Mr. Douglas provided only half of the fireworks of this all-Russian Cincinnati Symphony Orchestra program led by former music director Jesus Lopez-Cobos. After intermission came Reinhold Gliere's massive Symphony No. 3, Ilya Muromets, an obscurity that is lately enjoying rediscovery by several American orchestras.
Mr. Douglas, a native of Ireland and a frequent visitor to the CSO, cuts a dashing figure at the piano, both rugged and elegant.
From the first crashing, keyboard-spanning chords, this was a powerhouse performance: exciting, bravura and always pushing ahead. Even his more introspective moments in the first movement were infused with intensity.
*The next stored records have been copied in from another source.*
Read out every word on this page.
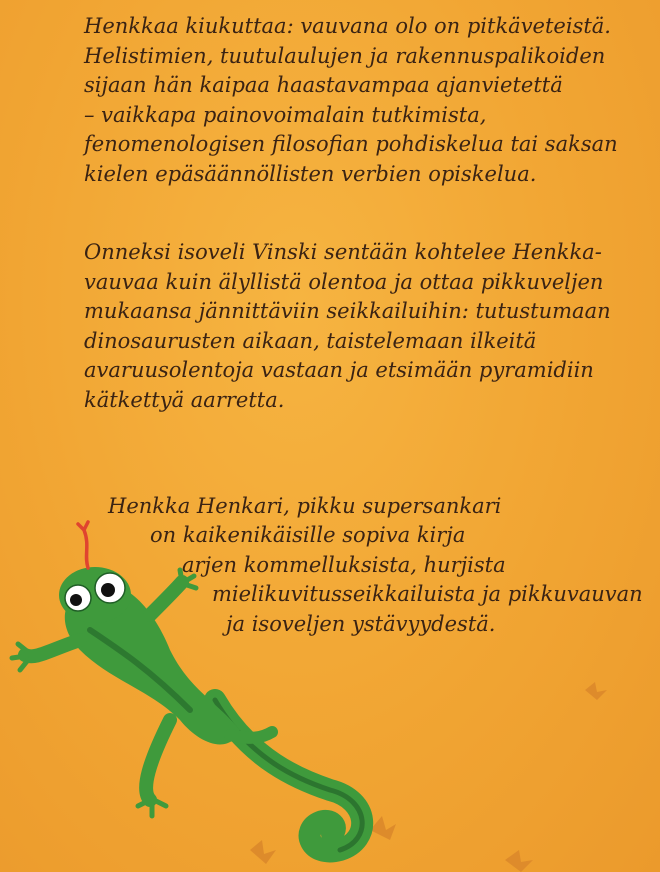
Henkkaa kiukuttaa: vauvana olo on pitkäveteistä.
Helistimien, tuutulaulujen ja rakennuspalikoiden
sijaan hän kaipaa haastavampaa ajanvietettä
– vaikkapa painovoimalain tutkimista,
fenomenologisen filosofian pohdiskelua tai saksan
kielen epäsäännöllisten verbien opiskelua.
Onneksi isoveli Vinski sentään kohtelee Henkka-
vauvaa kuin älyllistä olentoa ja ottaa pikkuveljen
mukaansa jännittäviin seikkailuihin: tutustumaan
dinosaurusten aikaan, taistelemaan ilkeitä
avaruusolentoja vastaan ja etsimään pyramidiin
kätkettyä aarretta.
Henkka Henkari, pikku supersankari
on kaikenikäisille sopiva kirja
arjen kommelluksista, hurjista
mielikuvitusseikkailuista ja pikkuvauvan
ja isoveljen ystävyydestä.
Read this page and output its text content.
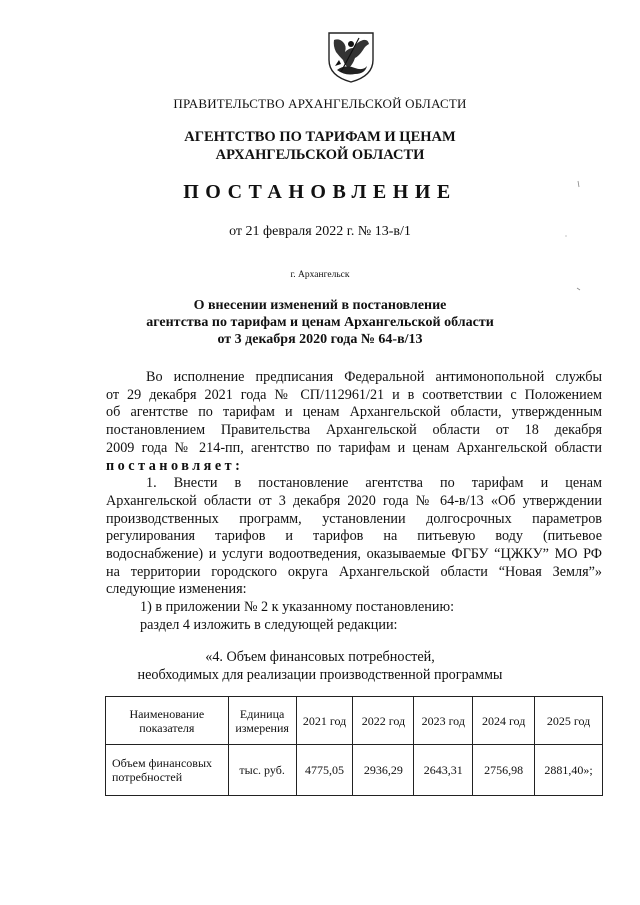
ПРАВИТЕЛЬСТВО АРХАНГЕЛЬСКОЙ ОБЛАСТИ
АГЕНТСТВО ПО ТАРИФАМ И ЦЕНАМ
АРХАНГЕЛЬСКОЙ ОБЛАСТИ
ПОСТАНОВЛЕНИЕ
от 21 февраля 2022 г. № 13-в/1
г. Архангельск
О внесении изменений в постановление
агентства по тарифам и ценам Архангельской области
от 3 декабря 2020 года № 64-в/13

Во исполнение предписания Федеральной антимонопольной службы

от 29 декабря 2021 года № СП/112961/21 и в соответствии с Положением

об агентстве по тарифам и ценам Архангельской области, утвержденным

постановлением Правительства Архангельской области от 18 декабря

2009 года № 214-пп, агентство по тарифам и ценам Архангельской области

постановляет:

1. Внести в постановление агентства по тарифам и ценам

Архангельской области от 3 декабря 2020 года № 64-в/13 «Об утверждении

производственных программ, установлении долгосрочных параметров

регулирования тарифов и тарифов на питьевую воду (питьевое

водоснабжение) и услуги водоотведения, оказываемые ФГБУ “ЦЖКУ” МО РФ

на территории городского округа Архангельской области “Новая Земля”»

следующие изменения:

1) в приложении № 2 к указанному постановлению:

раздел 4 изложить в следующей редакции:

«4. Объем финансовых потребностей,
необходимых для реализации производственной программы
Наименование показателя	Единица измерения	2021 год	2022 год	2023 год	2024 год	2025 год
Объем финансовых потребностей	тыс. руб.	4775,05	2936,29	2643,31	2756,98	2881,40»;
He found plenty of beauty in the lyrical theme of the slow movement, and his scherzo-like passages sparkled. He tossed off octave runs and keyboard-spanning arpeggios like nothing; the first-movement cadenza was a dazzling feat of pianistic figures, one fistful after another.
Mr. Lopez-Cobos, who never looked at the soloist, might have inspired more richness to support him. Several times the orchestra fell behind. Mostly, it was merely there.
Perhaps rehearsals had concentrated on Gliere's Symphony No. 3 in B Minor, only played once before by the CSO, in 1946.
Its War and Peace proportions might have seemed daunting. But those in the audience of about 1,400 who left early missed some of its most impressive moments. Even with some cuts in the last movement, it clocked in at more than 80 minutes.
The four-movement work is a hybrid of a gigantic Mahler symphony and a Strauss tone poem. Musically, its roots are in 19th-century Russia, with much that seemed inspired by 20th-century Russians such as Rachmaninoff, Stravinsky and Prokofiev. (Gliere was a teacher of Prokofiev.)
Its darkly Russian opening set the stage for a picturesque canvas, the adventures of Ilya Muromets, a Russian folk hero.
The first movement was the most episodic with horn calls, brass-filled climaxes, somber brass chorales, galloping horses and crashing drumrolls and Mr. Lopez-Cobos was pressed to make it all hang together.
But the ensuing movements were fascinating and well-played, and Mr. Lopez-Cobos proved an able colorist.
The brass, given a workout, rose to the occasion admirably, and nine horns created a glowing presence.
One of the most glorious moments was the romantic theme in cellos and violas that soared with Straussian sensuousness in the second movement. The finale plunged into a driving fugue before it was brought to an apocalyptic climax.